2. Asıl ve birleşen dosyada davacı Hazine vekilinin kal talebinin reddine yönelik temyiz itirazlarına gelince,
Tüm dosya içeriği ve toplanan delillere göre, mahkemece yapılan keşif sonrası alınan bilirkişi raporunda, dava konusu taşınmaz üzerinde iki katlı pansiyon ve 3 adet veranda olduğu, 2 katlı pansiyonun kıyı kenar çizgisi dışında kaldığı, 3 adet verandanın kıyı kenar çizgisi içinde kaldığı belirlenmiş, mahkemece, dava konusu taşınmazda yer alan ve davacının tapu kaydına güvenmek suretiyle yapmış olduğu taşınmazın kal’ine yönelik verilecek kararın infaz aşamasında kal bedelinin davalılardan tahsilinin gerekeceği, bu durumun ise Anayasa ile güvence altına alınan mülkiyet hakkının ihlali anlamına geleceği, tam aksine idarenin söz konusu yapı için bedel ödemesi gerektiği, bu hususun da idari yargıyı ilgilendirdiği anlaşıldığından kal talebi hakkında karar verilmesine yer olmadığına karar verildiği anlaşılmaktadır.
Somut olayda, mahkemece, dava konusu taşınmazın kıyı kenar çizgisi içinde kaldığından bahisle taşınmazın tapusunun iptaline karar verildikten sonra, kal talebi hakkında karar verilmesine yer olmadığına dair karar verilmiş olması doğru görülmemiştir. Şöyle ki, kıyıların, Anayasa’nın 43 üncü maddesi uyarınca, herkesin eşit ve serbest kullanımına açık olan ve kamu yararına kullanılması zorunlu olan alanlar olduğu, yasa koyucunun da kıyılardan herkesin eşit ve serbest şekilde yararlanmasını amaçladığı, kamu yararına öncelik verdiği, 3621 Sayılı Kanun ile Kıyı Kanunu’nun Uygulanmasına Dair Yönetmelikle, kıyılarda hangi yapıların yapılabileceğinin açıkça düzenlendiği, dava konusu yapıların bahsi geçen düzenlemelerdeki yapılardan da olmadığı hususları hep birlikte düşünüldüğünde, kal talebi hakkında karar verilmesine yer olmadığına karar verilmesi doğru olmayıp bozmayı gerektirmiştir.

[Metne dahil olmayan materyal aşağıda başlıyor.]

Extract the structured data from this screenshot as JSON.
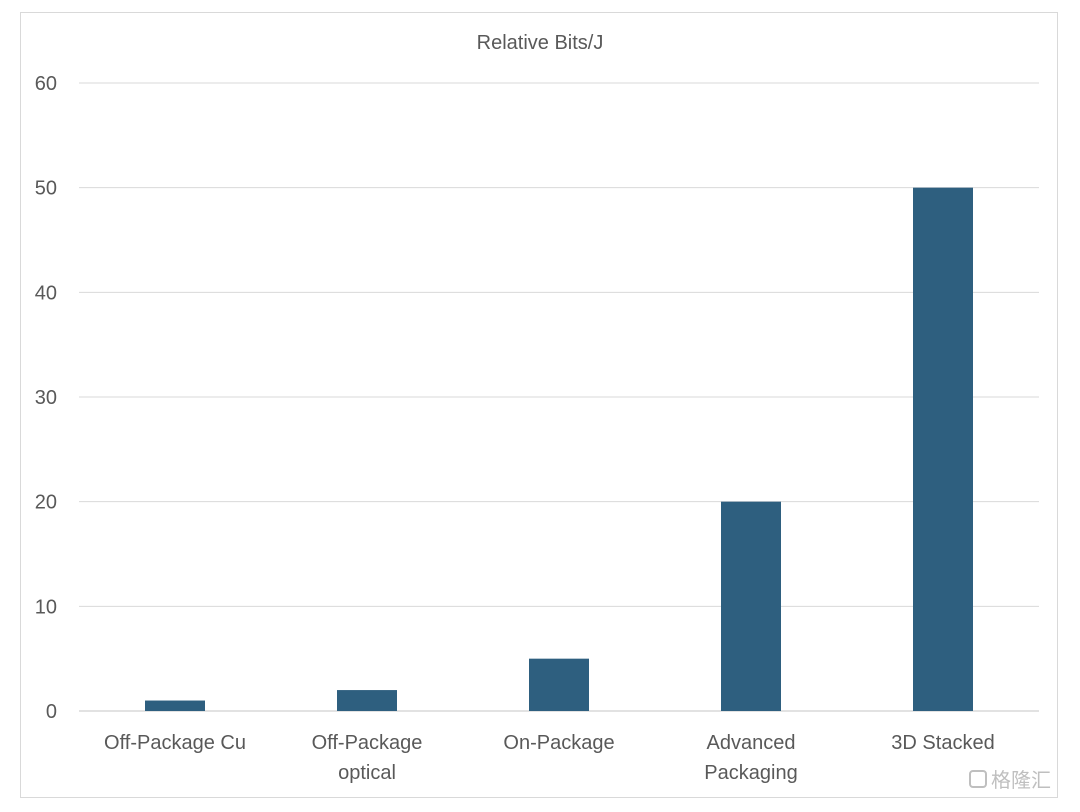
{
  "chart_data": {
    "type": "bar",
    "title": "Relative Bits/J",
    "xlabel": "",
    "ylabel": "",
    "categories": [
      [
        "Off-Package Cu"
      ],
      [
        "Off-Package",
        "optical"
      ],
      [
        "On-Package"
      ],
      [
        "Advanced",
        "Packaging"
      ],
      [
        "3D Stacked"
      ]
    ],
    "values": [
      1,
      2,
      5,
      20,
      50
    ],
    "ylim": [
      0,
      60
    ],
    "yticks": [
      0,
      10,
      20,
      30,
      40,
      50,
      60
    ],
    "grid": true,
    "legend": "none",
    "colors": {
      "bar": "#2e5f7f",
      "grid": "#d9d9d9",
      "text": "#595959"
    }
  },
  "watermark": {
    "text": "格隆汇",
    "icon": "brand-logo-icon"
  }
}
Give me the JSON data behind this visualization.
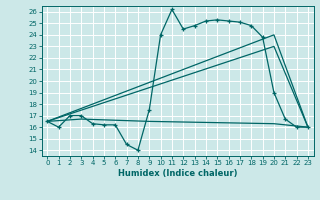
{
  "xlabel": "Humidex (Indice chaleur)",
  "bg_color": "#cce8e8",
  "line_color": "#006666",
  "grid_color": "#ffffff",
  "xlim": [
    -0.5,
    23.5
  ],
  "ylim": [
    13.5,
    26.5
  ],
  "yticks": [
    14,
    15,
    16,
    17,
    18,
    19,
    20,
    21,
    22,
    23,
    24,
    25,
    26
  ],
  "xticks": [
    0,
    1,
    2,
    3,
    4,
    5,
    6,
    7,
    8,
    9,
    10,
    11,
    12,
    13,
    14,
    15,
    16,
    17,
    18,
    19,
    20,
    21,
    22,
    23
  ],
  "line1_x": [
    0,
    1,
    2,
    3,
    4,
    5,
    6,
    7,
    8,
    9,
    10,
    11,
    12,
    13,
    14,
    15,
    16,
    17,
    18,
    19,
    20,
    21,
    22,
    23
  ],
  "line1_y": [
    16.5,
    16.0,
    17.0,
    17.0,
    16.3,
    16.2,
    16.2,
    14.5,
    14.0,
    17.5,
    24.0,
    26.2,
    24.5,
    24.8,
    25.2,
    25.3,
    25.2,
    25.1,
    24.8,
    23.8,
    19.0,
    16.7,
    16.0,
    16.0
  ],
  "line2_x": [
    0,
    20,
    23
  ],
  "line2_y": [
    16.5,
    24.0,
    16.0
  ],
  "line3_x": [
    0,
    20,
    23
  ],
  "line3_y": [
    16.5,
    23.0,
    16.0
  ],
  "line4_x": [
    0,
    3,
    9,
    20,
    23
  ],
  "line4_y": [
    16.5,
    16.7,
    16.5,
    16.3,
    16.0
  ]
}
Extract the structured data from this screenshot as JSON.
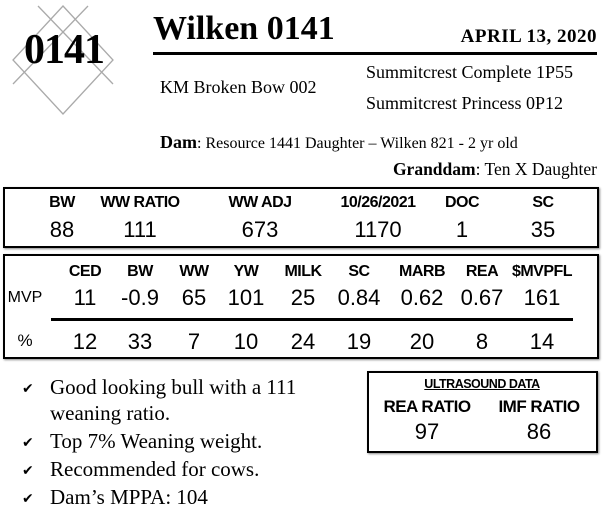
{
  "lot_number": "0141",
  "title": "Wilken 0141",
  "date": "APRIL  13, 2020",
  "sire": "KM Broken Bow 002",
  "sire_sire": "Summitcrest Complete 1P55",
  "sire_dam": "Summitcrest Princess 0P12",
  "dam": {
    "label": "Dam",
    "text": ": Resource 1441 Daughter – Wilken 821 - 2 yr old"
  },
  "granddam": {
    "label": "Granddam",
    "text": ": Ten X Daughter"
  },
  "performance": {
    "headers": [
      "BW",
      "WW RATIO",
      "WW ADJ",
      "10/26/2021",
      "DOC",
      "SC"
    ],
    "values": [
      "88",
      "111",
      "673",
      "1170",
      "1",
      "35"
    ]
  },
  "epds": {
    "headers": [
      "CED",
      "BW",
      "WW",
      "YW",
      "MILK",
      "SC",
      "MARB",
      "REA",
      "$MVPFL"
    ],
    "mvp_label": "MVP",
    "mvp": [
      "11",
      "-0.9",
      "65",
      "101",
      "25",
      "0.84",
      "0.62",
      "0.67",
      "161"
    ],
    "pct_label": "%",
    "pct": [
      "12",
      "33",
      "7",
      "10",
      "24",
      "19",
      "20",
      "8",
      "14"
    ]
  },
  "bullets": [
    "Good looking bull with a 111",
    "weaning ratio.",
    "Top 7% Weaning weight.",
    "Recommended for cows.",
    "Dam’s MPPA: 104"
  ],
  "ultrasound": {
    "title": "ULTRASOUND DATA",
    "headers": [
      "REA RATIO",
      "IMF RATIO"
    ],
    "values": [
      "97",
      "86"
    ]
  }
}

SONUÇ: Asıl ve birleşen dosyada davacı Hazine vekilinin temyiz itirazlarının kabulü ile temyiz olunan kararın (2) sayılı bentte açıklanan nedenle 6100 sayılı HMK’nin Geçici 3. maddesi yollaması ile HUMK’un 428. maddesi uyarınca BOZULMASINA, asıl ve birleşen dosyada davalılar vekilinin temyiz itirazlarının (1) nolu bentte açıklanan nedenlerle reddine, taraflarca HUMK’un 440/1. maddesi gereğince Yargıtay Daire ilamının tebliğinden itibaren ilama karşı 15 gün içinde karar düzeltme isteğinde bulunulabileceğine, 21/05/2019 tarihinde oybirliğiyle karar verildi.